His hair is dirty. He is lying in his own waste. His caretaker swears he'd just cleaned up the sick man, but Mary can tell the mess isn't fresh. As she cleans him, she thinks about what little regard some people have for the dying. It still surprises her, after all these years. When she finishes her work, the man, unable to speak because of a tracheotomy, holds her hand.
She gets word a couple of days later that he has died, and she feels relieved.
She believes in Heaven, which she hopes is like Hawaii. But even if it's not, she knows the hospice patient is better off now. He isn't suffering anymore.
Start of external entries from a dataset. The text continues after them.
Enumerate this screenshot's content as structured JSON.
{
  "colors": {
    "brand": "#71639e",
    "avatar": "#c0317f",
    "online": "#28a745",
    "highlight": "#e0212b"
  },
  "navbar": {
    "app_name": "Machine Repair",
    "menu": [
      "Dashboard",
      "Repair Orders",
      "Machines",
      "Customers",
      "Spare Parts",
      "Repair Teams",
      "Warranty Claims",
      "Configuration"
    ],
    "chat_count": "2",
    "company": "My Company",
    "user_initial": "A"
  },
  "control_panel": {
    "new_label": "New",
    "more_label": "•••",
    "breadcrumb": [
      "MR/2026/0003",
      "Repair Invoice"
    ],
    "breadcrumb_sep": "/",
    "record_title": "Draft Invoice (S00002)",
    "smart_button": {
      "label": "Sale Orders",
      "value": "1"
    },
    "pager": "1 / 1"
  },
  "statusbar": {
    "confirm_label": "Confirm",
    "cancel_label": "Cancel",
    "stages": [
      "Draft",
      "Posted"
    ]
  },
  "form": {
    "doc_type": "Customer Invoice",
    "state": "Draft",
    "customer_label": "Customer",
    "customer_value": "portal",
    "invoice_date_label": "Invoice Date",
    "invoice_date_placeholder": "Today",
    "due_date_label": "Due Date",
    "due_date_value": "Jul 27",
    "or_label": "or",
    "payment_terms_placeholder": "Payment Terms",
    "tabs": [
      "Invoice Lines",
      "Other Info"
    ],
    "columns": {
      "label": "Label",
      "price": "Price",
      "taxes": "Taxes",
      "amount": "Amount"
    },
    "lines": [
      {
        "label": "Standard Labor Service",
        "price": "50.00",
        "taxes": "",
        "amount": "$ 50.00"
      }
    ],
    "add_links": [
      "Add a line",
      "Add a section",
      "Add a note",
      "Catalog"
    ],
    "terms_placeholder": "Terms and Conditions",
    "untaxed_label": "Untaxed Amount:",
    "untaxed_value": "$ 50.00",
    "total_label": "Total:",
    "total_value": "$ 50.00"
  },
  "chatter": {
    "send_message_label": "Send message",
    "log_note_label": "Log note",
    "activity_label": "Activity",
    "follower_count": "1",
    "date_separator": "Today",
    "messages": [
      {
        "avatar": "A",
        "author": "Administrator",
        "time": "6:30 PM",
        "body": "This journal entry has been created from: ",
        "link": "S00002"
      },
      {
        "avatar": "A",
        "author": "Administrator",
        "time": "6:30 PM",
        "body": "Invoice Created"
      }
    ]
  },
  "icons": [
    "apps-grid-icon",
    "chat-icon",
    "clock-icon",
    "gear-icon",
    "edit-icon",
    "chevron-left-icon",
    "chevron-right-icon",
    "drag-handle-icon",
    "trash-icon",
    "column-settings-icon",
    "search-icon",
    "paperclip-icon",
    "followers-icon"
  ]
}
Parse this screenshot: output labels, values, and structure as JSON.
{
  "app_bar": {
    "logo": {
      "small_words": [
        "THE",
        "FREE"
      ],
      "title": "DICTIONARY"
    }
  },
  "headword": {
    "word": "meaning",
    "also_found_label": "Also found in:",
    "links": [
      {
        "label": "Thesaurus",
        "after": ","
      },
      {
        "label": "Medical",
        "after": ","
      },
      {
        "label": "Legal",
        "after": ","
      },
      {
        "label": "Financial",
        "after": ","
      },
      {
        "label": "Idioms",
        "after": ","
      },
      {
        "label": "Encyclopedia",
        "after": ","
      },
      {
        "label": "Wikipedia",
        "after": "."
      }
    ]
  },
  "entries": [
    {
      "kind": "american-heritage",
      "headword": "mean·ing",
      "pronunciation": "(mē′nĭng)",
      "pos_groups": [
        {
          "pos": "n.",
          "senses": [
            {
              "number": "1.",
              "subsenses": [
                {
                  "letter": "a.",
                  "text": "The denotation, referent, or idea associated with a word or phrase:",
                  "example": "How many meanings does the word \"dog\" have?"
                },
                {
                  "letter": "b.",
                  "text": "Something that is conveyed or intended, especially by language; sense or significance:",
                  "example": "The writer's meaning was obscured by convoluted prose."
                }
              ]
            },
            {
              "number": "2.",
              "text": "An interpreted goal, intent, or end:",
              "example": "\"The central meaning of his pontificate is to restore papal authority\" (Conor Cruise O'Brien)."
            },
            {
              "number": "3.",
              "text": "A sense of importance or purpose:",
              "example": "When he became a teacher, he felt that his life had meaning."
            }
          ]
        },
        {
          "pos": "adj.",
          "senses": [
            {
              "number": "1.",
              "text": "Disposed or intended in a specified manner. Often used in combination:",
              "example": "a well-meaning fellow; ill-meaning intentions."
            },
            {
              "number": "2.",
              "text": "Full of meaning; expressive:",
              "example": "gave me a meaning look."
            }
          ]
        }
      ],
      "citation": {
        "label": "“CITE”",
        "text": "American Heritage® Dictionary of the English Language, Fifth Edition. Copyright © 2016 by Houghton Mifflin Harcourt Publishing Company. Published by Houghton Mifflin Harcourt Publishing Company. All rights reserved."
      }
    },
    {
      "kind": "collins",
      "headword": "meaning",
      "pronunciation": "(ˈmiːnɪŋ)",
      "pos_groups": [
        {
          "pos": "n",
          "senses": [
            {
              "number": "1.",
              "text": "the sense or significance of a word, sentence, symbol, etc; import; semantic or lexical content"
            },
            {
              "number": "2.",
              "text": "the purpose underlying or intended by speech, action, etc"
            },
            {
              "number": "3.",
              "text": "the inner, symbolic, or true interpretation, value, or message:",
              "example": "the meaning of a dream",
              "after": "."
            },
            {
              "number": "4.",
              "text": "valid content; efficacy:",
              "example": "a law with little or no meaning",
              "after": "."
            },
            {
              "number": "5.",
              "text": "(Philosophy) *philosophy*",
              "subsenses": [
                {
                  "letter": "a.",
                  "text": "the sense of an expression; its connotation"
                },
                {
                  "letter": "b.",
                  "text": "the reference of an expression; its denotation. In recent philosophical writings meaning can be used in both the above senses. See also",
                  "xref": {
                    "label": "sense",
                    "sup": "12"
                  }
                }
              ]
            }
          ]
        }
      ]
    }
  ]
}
Sometimes, she says, "I look at my patients and I say them a prayer. I say, 'I hope they see my mom.' "
Knowledge and understanding
It is just before Thanksgiving and Mary has just wheeled Mrs. Allen back from the shower and is combing her hair.
Mrs. Allen has grown more frail. But every time her family thinks the end is coming, she rallies and pulls herself away from death. She and her granddaughter, Cindy Boyd, were good friends. Maybe they are still, depending on how much Mrs. Allen knows and whom she recognizes.
Mary, Boyd says, understands everything because she knows what it's like to stay home with a sick relative. "Everything she did with her mom, she does with her patients."
Mary sees her mother in some of her patients. She sees her mother's neediness and her pride and her struggle for dignity.
She misses her mother.
She thinks about her every day.
Mary has gotten Mrs. Allen back in bed now and the elderly woman appears to be sleeping. But suddenly, she opens her eyes and stares down everyone in the room.
You wonder what Mrs. Allen is seeing, whom she is seeing.
You wonder whom Mary is seeing, too.